In previous researches [14,16,19,22] that are similar some way to the suggested system, either specific classifiers are used for each attack type, or classifiers – which were trained using the labeled data – are applied directly to the data set for intrusion detection and labeling unlabeled attacks. The contribution of this paper is to do some comparative analysis to answer questions about how the system will act to different parameters, and which techniques to use for best results and why. It will also investigate whether it is rewarding to feed normal traffic into the classifiers or not.
In a previously published work , a multi-agent artificial immune system was implemented, for network intrusion detection and classification. The algorithm applied as an artificial immune system technique is Negative Selection Approach, using Genetic Algorithm.
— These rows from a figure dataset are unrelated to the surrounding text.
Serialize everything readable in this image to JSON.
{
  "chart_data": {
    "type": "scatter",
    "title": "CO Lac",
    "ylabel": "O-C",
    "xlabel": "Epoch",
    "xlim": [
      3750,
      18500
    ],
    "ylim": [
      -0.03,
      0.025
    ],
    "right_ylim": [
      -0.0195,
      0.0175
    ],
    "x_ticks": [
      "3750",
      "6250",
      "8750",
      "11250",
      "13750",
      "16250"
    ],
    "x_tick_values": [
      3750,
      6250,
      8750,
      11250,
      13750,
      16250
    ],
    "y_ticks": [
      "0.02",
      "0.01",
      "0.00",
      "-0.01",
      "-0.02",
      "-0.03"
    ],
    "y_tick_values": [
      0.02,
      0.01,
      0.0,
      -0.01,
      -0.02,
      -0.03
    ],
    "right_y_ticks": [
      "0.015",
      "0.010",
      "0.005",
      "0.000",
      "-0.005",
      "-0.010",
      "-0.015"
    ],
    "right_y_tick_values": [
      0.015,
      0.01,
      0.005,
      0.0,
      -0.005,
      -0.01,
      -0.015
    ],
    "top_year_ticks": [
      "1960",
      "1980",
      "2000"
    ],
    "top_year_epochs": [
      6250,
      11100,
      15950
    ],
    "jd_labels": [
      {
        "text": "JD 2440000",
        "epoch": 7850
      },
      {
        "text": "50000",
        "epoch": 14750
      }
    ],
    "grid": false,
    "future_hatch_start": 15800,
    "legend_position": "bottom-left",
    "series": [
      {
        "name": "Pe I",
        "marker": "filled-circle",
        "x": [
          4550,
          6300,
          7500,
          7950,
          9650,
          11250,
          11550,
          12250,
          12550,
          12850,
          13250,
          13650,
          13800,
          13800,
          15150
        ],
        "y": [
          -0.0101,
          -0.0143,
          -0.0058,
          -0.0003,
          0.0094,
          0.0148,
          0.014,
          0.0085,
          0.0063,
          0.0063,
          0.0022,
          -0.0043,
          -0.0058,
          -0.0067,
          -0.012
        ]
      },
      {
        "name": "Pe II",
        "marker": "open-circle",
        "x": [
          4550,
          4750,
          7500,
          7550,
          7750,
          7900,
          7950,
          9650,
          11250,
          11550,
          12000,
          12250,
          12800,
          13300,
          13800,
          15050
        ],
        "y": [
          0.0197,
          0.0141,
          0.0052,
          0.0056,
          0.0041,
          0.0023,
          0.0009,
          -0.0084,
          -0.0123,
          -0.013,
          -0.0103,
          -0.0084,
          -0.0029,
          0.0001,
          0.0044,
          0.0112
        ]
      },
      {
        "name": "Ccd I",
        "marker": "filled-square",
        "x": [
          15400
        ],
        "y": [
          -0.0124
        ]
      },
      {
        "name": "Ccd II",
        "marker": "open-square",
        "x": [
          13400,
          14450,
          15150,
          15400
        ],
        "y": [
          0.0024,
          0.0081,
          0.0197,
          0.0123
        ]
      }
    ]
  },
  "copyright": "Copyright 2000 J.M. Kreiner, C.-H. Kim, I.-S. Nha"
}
As an intelligent system, data mining is applied throughout the process for best results. Two classifiers were used for anomalies classification, Naive Bayes and Best-First Tree classifiers. Naive Bayes classifier was used for attacks that have low representation in the training data set as it has proven to give better results than other classifiers in a previous experiment. The BFTree classifier was used for the remaining attacks classification, as it also proved to give better results than other more complex classifiers in the experiments shown in this paper.
The paper is organized as follows. Section 2 presents a background about the basics of the classification techniques. In section 3, the proposed approach and system model is explained with its different components and phases. Section 4 includes the experiment details and settings. The results are presented and discussed in section 5. Finally, conclusion is given with future work in section 6.